Big news today from Chef who announced a $40m Series E round of financing. This round and its size is indicative of the continued high demand of DevOps in general and for a leader in the space like Chef. The round was led by DFJ Growth. Existing investors Battery Ventures, Citi Ventures, DFJ (venture), Ignition Partners, and ScaleVP also participated. Other noteworthy new investors in this round are: Millennium Technology Value Partners & Hewlett Packard Ventures (as a strategic investment).
I had a chance to speak with Barry Crist, CEO, Chef. Of course Barry was very excited about the raise (what CEO wouldn’t be) but what really made an impression on me is that Crist was excited on several levels about this announcement:
- While Chef didn’t need the capital right now, as Crist says, “the best time to raise money is when you don’t need it.”, The money came at a time when the global market for DevOps is exploding and Chef is exerting its leadership in taking DevOps to the mainstream. With more than half of the Fortune 50 using Chef, 80 percent of Chef’s exponentially growing revenue comes from enterprise businesses.

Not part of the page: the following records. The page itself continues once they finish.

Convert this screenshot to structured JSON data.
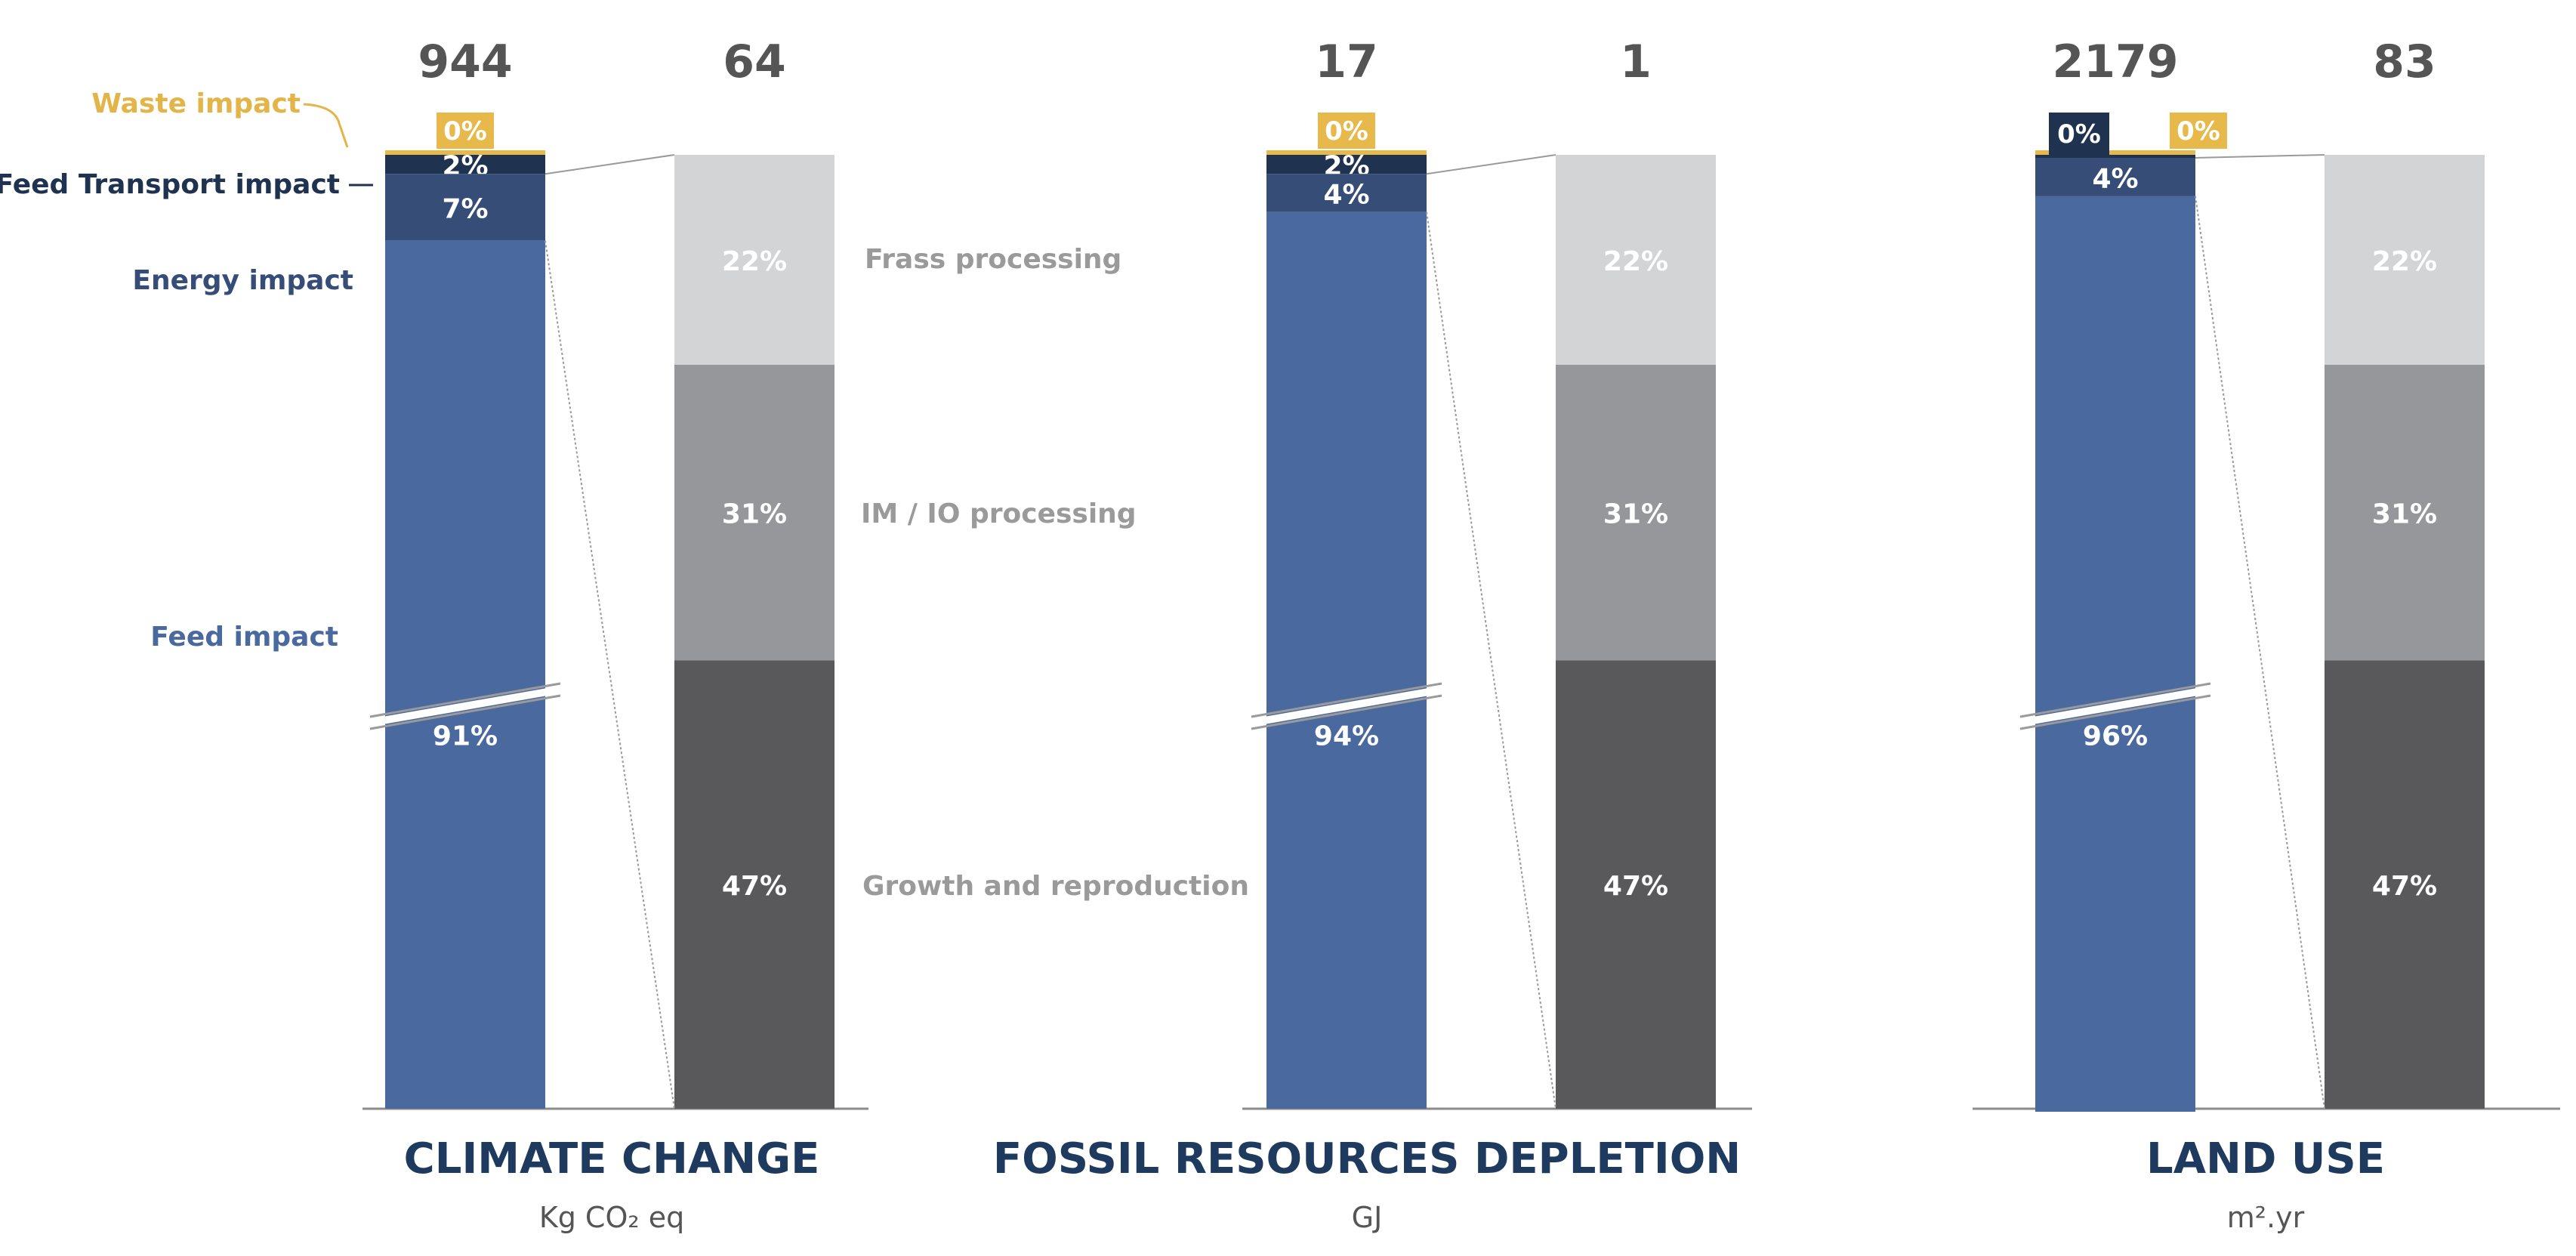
{
  "colors": {
    "waste": "#E7B84A",
    "transport": "#1F3350",
    "energy": "#364D78",
    "feed": "#4A699F",
    "frass": "#D3D4D6",
    "imio": "#96979A",
    "growth": "#59595B",
    "total_label": "#555555",
    "left_label_waste": "#E3B448",
    "left_label_transport": "#1F3350",
    "left_label_energy": "#364D78",
    "left_label_feed": "#4A699F",
    "mid_label": "#9A9A9A",
    "title": "#1F3A5F",
    "unit": "#555555",
    "baseline": "#8C8C8C"
  },
  "chart_data": [
    {
      "type": "bar",
      "stacked": true,
      "title": "CLIMATE CHANGE",
      "unit": "Kg  CO₂  eq",
      "totals": [
        "944",
        "64"
      ],
      "feed_bar": [
        {
          "name": "Waste impact",
          "value": 0,
          "label": "0%"
        },
        {
          "name": "Feed Transport impact",
          "value": 2,
          "label": "2%"
        },
        {
          "name": "Energy impact",
          "value": 7,
          "label": "7%"
        },
        {
          "name": "Feed impact",
          "value": 91,
          "label": "91%"
        }
      ],
      "process_bar": [
        {
          "name": "Frass processing",
          "value": 22,
          "label": "22%"
        },
        {
          "name": "IM / IO processing",
          "value": 31,
          "label": "31%"
        },
        {
          "name": "Growth and reproduction",
          "value": 47,
          "label": "47%"
        }
      ]
    },
    {
      "type": "bar",
      "stacked": true,
      "title": "FOSSIL RESOURCES DEPLETION",
      "unit": "GJ",
      "totals": [
        "17",
        "1"
      ],
      "feed_bar": [
        {
          "name": "Waste impact",
          "value": 0,
          "label": "0%"
        },
        {
          "name": "Feed Transport impact",
          "value": 2,
          "label": "2%"
        },
        {
          "name": "Energy impact",
          "value": 4,
          "label": "4%"
        },
        {
          "name": "Feed impact",
          "value": 94,
          "label": "94%"
        }
      ],
      "process_bar": [
        {
          "name": "Frass processing",
          "value": 22,
          "label": "22%"
        },
        {
          "name": "IM / IO processing",
          "value": 31,
          "label": "31%"
        },
        {
          "name": "Growth and reproduction",
          "value": 47,
          "label": "47%"
        }
      ]
    },
    {
      "type": "bar",
      "stacked": true,
      "title": "LAND USE",
      "unit": "m².yr",
      "totals": [
        "2179",
        "83"
      ],
      "feed_bar": [
        {
          "name": "Waste impact",
          "value": 0,
          "label": "0%"
        },
        {
          "name": "Feed Transport impact",
          "value": 0,
          "label": "0%"
        },
        {
          "name": "Energy impact",
          "value": 4,
          "label": "4%"
        },
        {
          "name": "Feed impact",
          "value": 96,
          "label": "96%"
        }
      ],
      "process_bar": [
        {
          "name": "Frass processing",
          "value": 22,
          "label": "22%"
        },
        {
          "name": "IM / IO processing",
          "value": 31,
          "label": "31%"
        },
        {
          "name": "Growth and reproduction",
          "value": 47,
          "label": "47%"
        }
      ]
    }
  ],
  "left_labels": {
    "waste": "Waste impact",
    "transport": "Feed Transport impact",
    "energy": "Energy impact",
    "feed": "Feed impact"
  },
  "middle_labels": {
    "frass": "Frass processing",
    "imio": "IM / IO processing",
    "growth": "Growth and reproduction"
  }
}
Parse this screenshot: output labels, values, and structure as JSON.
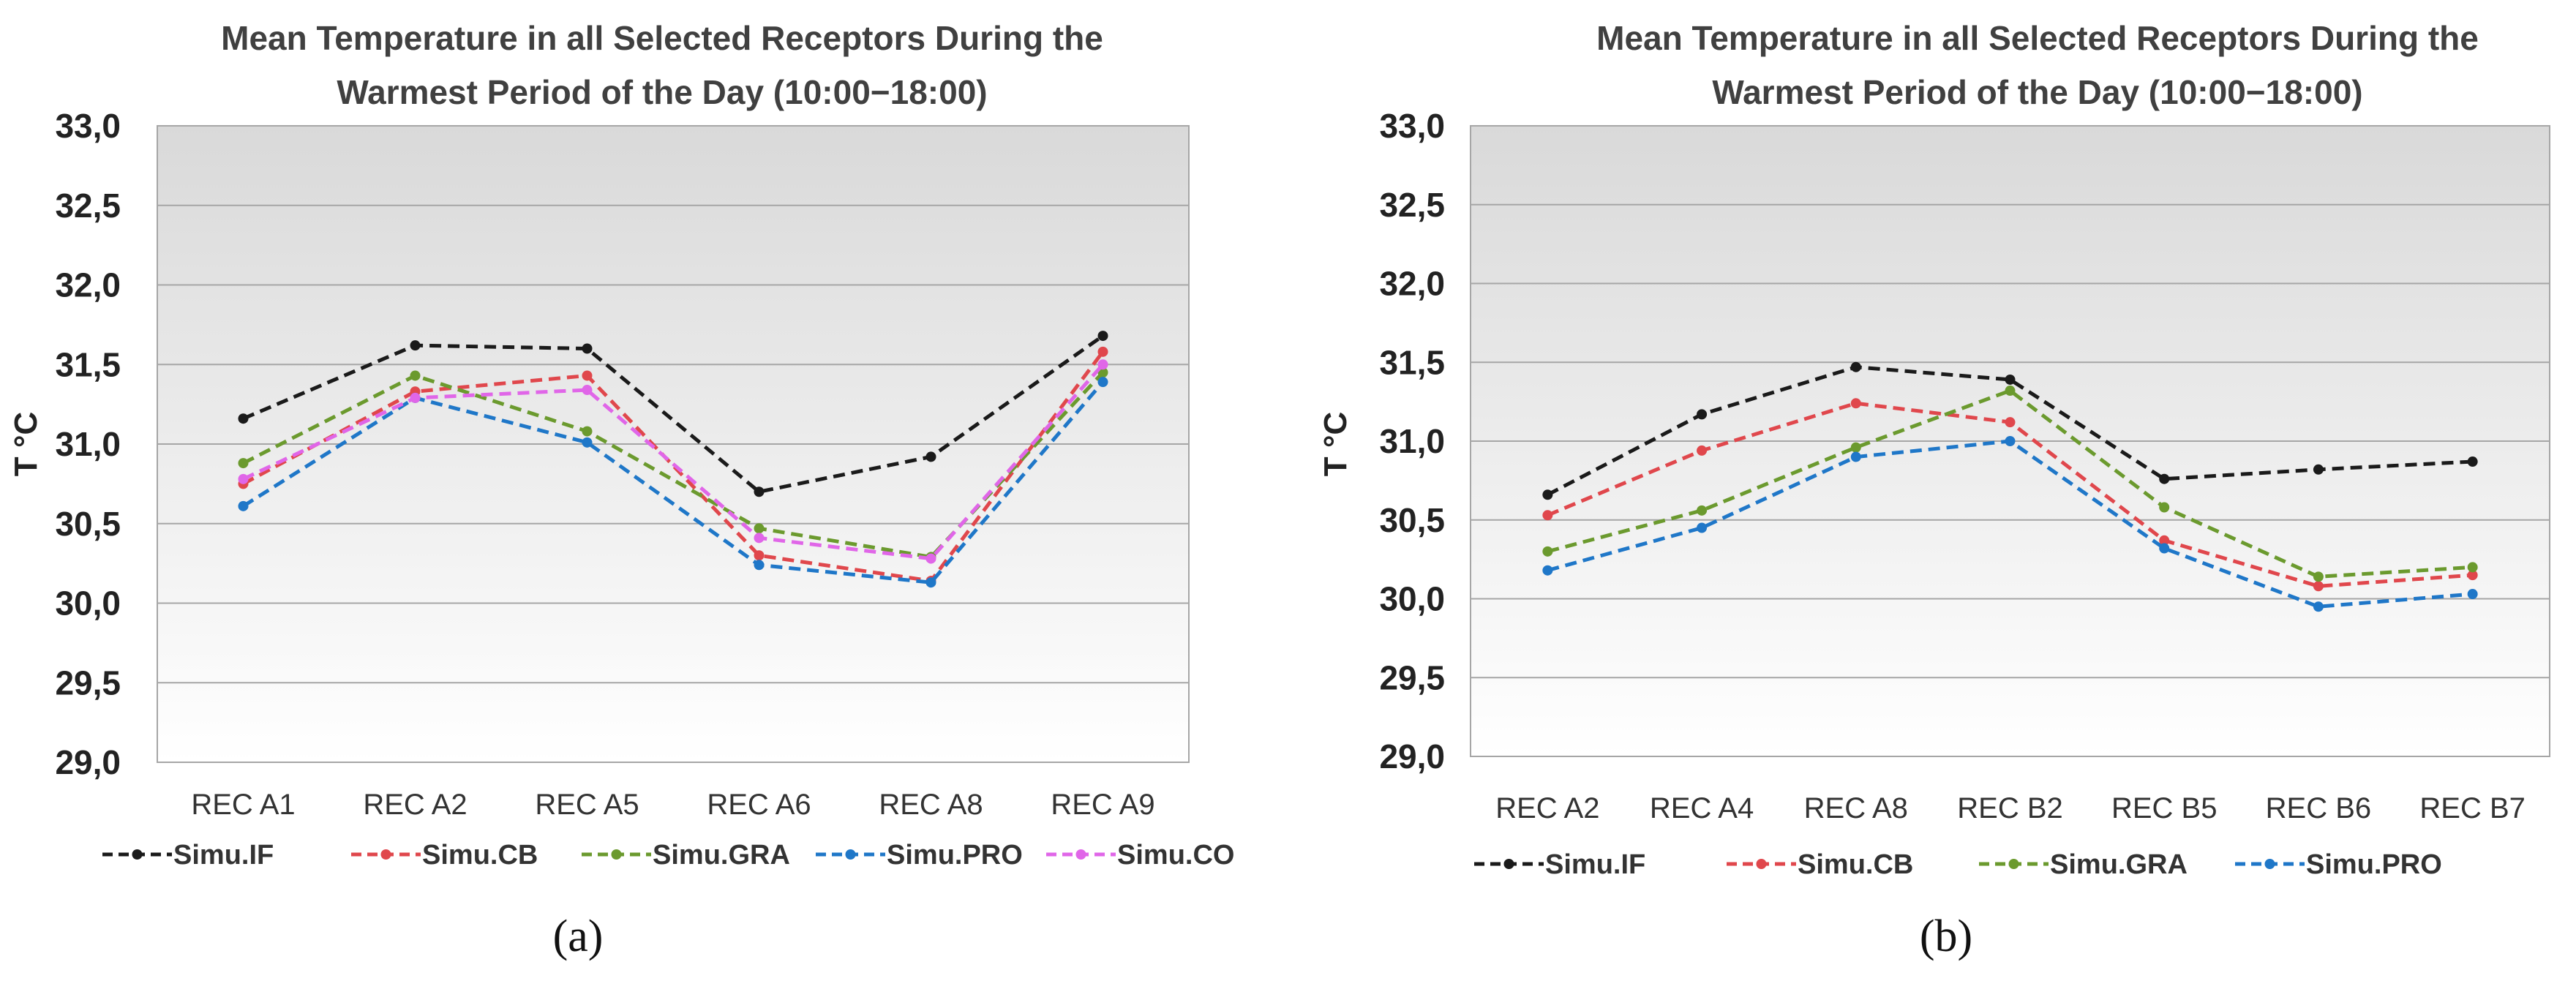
{
  "chart_data": [
    {
      "type": "line",
      "title": "Mean Temperature  in all Selected Receptors During the Warmest Period of the Day (10:00−18:00)",
      "title_lines": [
        "Mean Temperature  in all Selected Receptors During the",
        "Warmest Period of the Day (10:00−18:00)"
      ],
      "ylabel": "T °C",
      "xlabel": "",
      "ylim": [
        29.0,
        33.0
      ],
      "yticks": [
        "29,0",
        "29,5",
        "30,0",
        "30,5",
        "31,0",
        "31,5",
        "32,0",
        "32,5",
        "33,0"
      ],
      "categories": [
        "REC A1",
        "REC A2",
        "REC A5",
        "REC A6",
        "REC A8",
        "REC A9"
      ],
      "grid": true,
      "legend_position": "bottom",
      "panel_label": "(a)",
      "series": [
        {
          "name": "Simu.IF",
          "color": "#1a1a1a",
          "values": [
            31.16,
            31.62,
            31.6,
            30.7,
            30.92,
            31.68
          ]
        },
        {
          "name": "Simu.CB",
          "color": "#e0474c",
          "values": [
            30.75,
            31.33,
            31.43,
            30.3,
            30.14,
            31.58
          ]
        },
        {
          "name": "Simu.GRA",
          "color": "#6b9a2e",
          "values": [
            30.88,
            31.43,
            31.08,
            30.47,
            30.29,
            31.45
          ]
        },
        {
          "name": "Simu.PRO",
          "color": "#1f77c8",
          "values": [
            30.61,
            31.29,
            31.01,
            30.24,
            30.13,
            31.39
          ]
        },
        {
          "name": "Simu.CO",
          "color": "#e066e8",
          "values": [
            30.78,
            31.29,
            31.34,
            30.41,
            30.28,
            31.5
          ]
        }
      ]
    },
    {
      "type": "line",
      "title": "Mean Temperature  in all Selected Receptors During the Warmest Period of the Day (10:00−18:00)",
      "title_lines": [
        "Mean Temperature  in all Selected Receptors During the",
        "Warmest Period of the Day (10:00−18:00)"
      ],
      "ylabel": "T °C",
      "xlabel": "",
      "ylim": [
        29.0,
        33.0
      ],
      "yticks": [
        "29,0",
        "29,5",
        "30,0",
        "30,5",
        "31,0",
        "31,5",
        "32,0",
        "32,5",
        "33,0"
      ],
      "categories": [
        "REC A2",
        "REC A4",
        "REC A8",
        "REC B2",
        "REC B5",
        "REC B6",
        "REC B7"
      ],
      "grid": true,
      "legend_position": "bottom",
      "panel_label": "(b)",
      "series": [
        {
          "name": "Simu.IF",
          "color": "#1a1a1a",
          "values": [
            30.66,
            31.17,
            31.47,
            31.39,
            30.76,
            30.82,
            30.87
          ]
        },
        {
          "name": "Simu.CB",
          "color": "#e0474c",
          "values": [
            30.53,
            30.94,
            31.24,
            31.12,
            30.37,
            30.08,
            30.15
          ]
        },
        {
          "name": "Simu.GRA",
          "color": "#6b9a2e",
          "values": [
            30.3,
            30.56,
            30.96,
            31.32,
            30.58,
            30.14,
            30.2
          ]
        },
        {
          "name": "Simu.PRO",
          "color": "#1f77c8",
          "values": [
            30.18,
            30.45,
            30.9,
            31.0,
            30.32,
            29.95,
            30.03
          ]
        }
      ]
    }
  ]
}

- Chef has scored a rare double of both DFJ Growth and DFJ Venture investing in Chef. Having both arms of the well known investment house among Chef’s investors is both a testament to how much they value Chef and how well Chef has performed to date.
- The strategic investment by HP Ventures represents one aspect of a deep and growing relationship between HP and Chef. HP is poised to be a strategic partner bringing Chef to its large world-wide channel. This investment speaks volume about HP’s commitment to this relationship.
- A full house for Chef. With the HP investment, Chef now has deep strategic relationships with Microsoft, AWS, IBM and HP. This represents a “full house” of major technology partners and bodes well for Chef to continue its dominance as the leader in DevOps automation.
This was a series E round for Chef and I did not ask Crist what type of valuation this money was raised at. But one of the nice things about raising money when you don’t have to is that generally you can afford to be a little pickier and get better valuations when you raise money.
I had a chance to speak with Crist about his outlook on the VC and investment market. With many voices chiming in that we might be seeing a dip in investment and valuations in the tech market, Crist said he didn’t have a crystal ball. But all the more reason to raise this money now. If the market does turn those with cash in the bank and dry powder will be in the cat bird seat to leverage their capital for strategic purposes. We might very well see Chef as an acquirer of technologies to tuck in as they continue to grow.
In the meantime, a rising tide will lift all boats. This kind of investment and buzz in one of the DevOps market leaders should help other DevOps companies in their own capital raising activities. While few may achieve the heights that Chef is rising too, there is lots of room in the market for DevOps companies of all shapes and sizes.
Congratulations to Barry and the rest of the Chef team on this raise and looking forward to see what the future holds.